Así, en un estado de obreros y campesinos no existiría la libertad de tener propiedades. En la dictadura del proletariado la burguesía es suprimida al ser estatizada la propiedad sobre los medios de producción y hasta de la vivienda y cualquier caramanchel.

Debe haber una “chanfaina” ideológica en el Frente, porque nunca discutieron los problemas que causaron la caída en Europa del llamado socialismo, ni las causas de la derrota electoral de 1990, ni las más actuales tendencias del desarrollo social. Copiaron mecánicamente “el chavismo”, es decir, el llamado “Socialismo del S. XXI”, pero en realidad se les secó el pozo de las ideas, se quedaron sin propuestas y con su práctica están emulando a Somoza, están siendo lo que antes combatieron.

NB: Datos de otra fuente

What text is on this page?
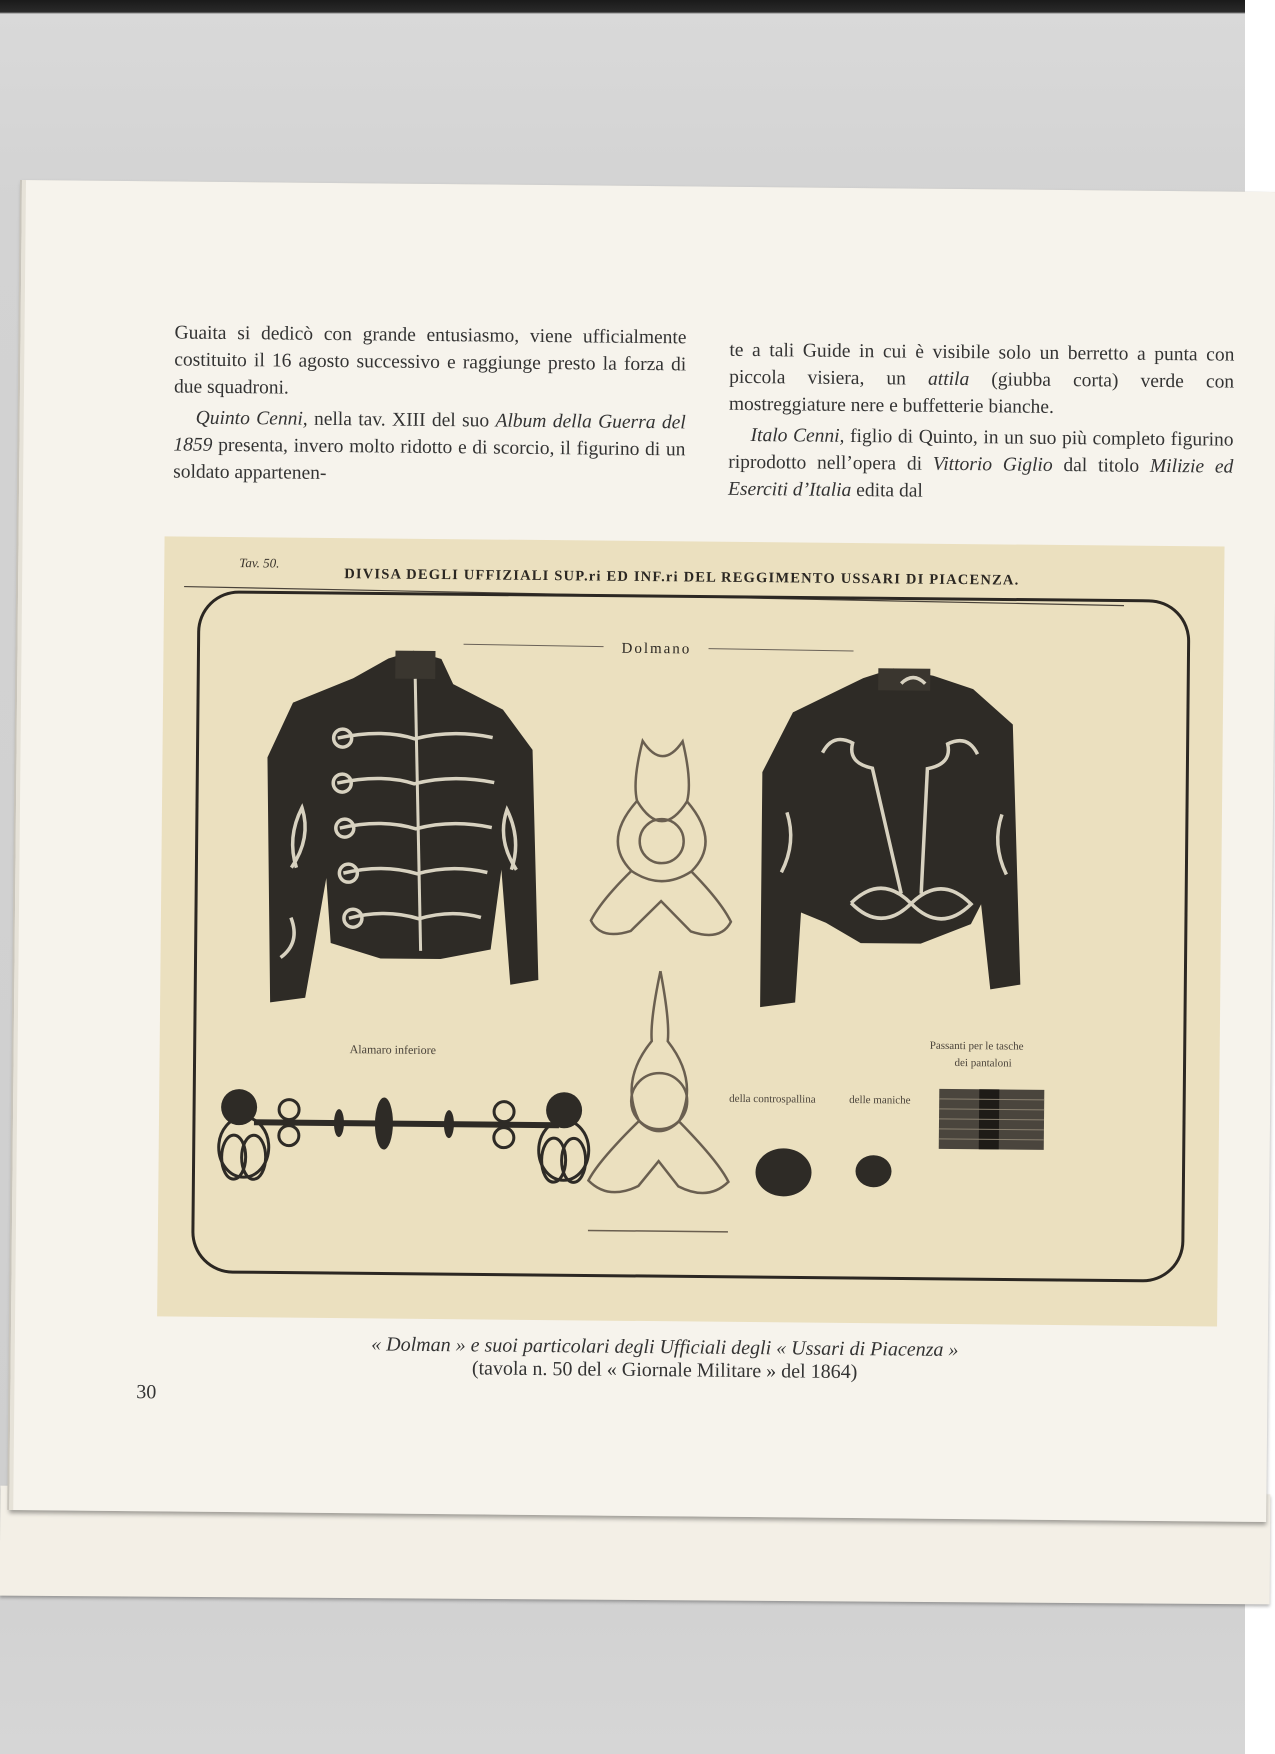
Guaita si dedicò con grande entusiasmo, viene ufficialmente costituito il 16 agosto successivo e raggiunge presto la forza di due squadroni.

Quinto Cenni, nella tav. XIII del suo Album della Guerra del 1859 presenta, invero molto ridotto e di scorcio, il figurino di un soldato appartenen-

te a tali Guide in cui è visibile solo un berretto a punta con piccola visiera, un attila (giubba corta) verde con mostreggiature nere e buffetterie bianche.

Italo Cenni, figlio di Quinto, in un suo più completo figurino riprodotto nell’opera di Vittorio Giglio dal titolo Milizie ed Eserciti d’Italia edita dal

Tav. 50.
DIVISA DEGLI UFFIZIALI SUP.ri ED INF.ri DEL REGGIMENTO USSARI DI PIACENZA.
Dolmano
Alamaro inferiore
della controspallina	delle maniche
Passanti per le tasche
dei pantaloni
« Dolman » e suoi particolari degli Ufficiali degli « Ussari di Piacenza »
(tavola n. 50 del « Giornale Militare » del 1864)
30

Por eso para cada cosa invocan indistintamente a la Virgen y a Dios, e incluso, en su discurso han incorporado el concepto católico del “arca de la alianza”, dándole a las acciones y hechos cotidianos un significado mágico-religioso, apartando las explicaciones racionales y promoviendo la ignorancia y la superstición en el pueblo.
Del mismo modo, otro día, en la televisión cubana, Daniel Ortega se presenta como abanderado de un gobierno de partido único, por el resto de los tiempos.

Dentro de este discurso, la libertad no existiría. ¿De qué libertad hablan en la canción electoral?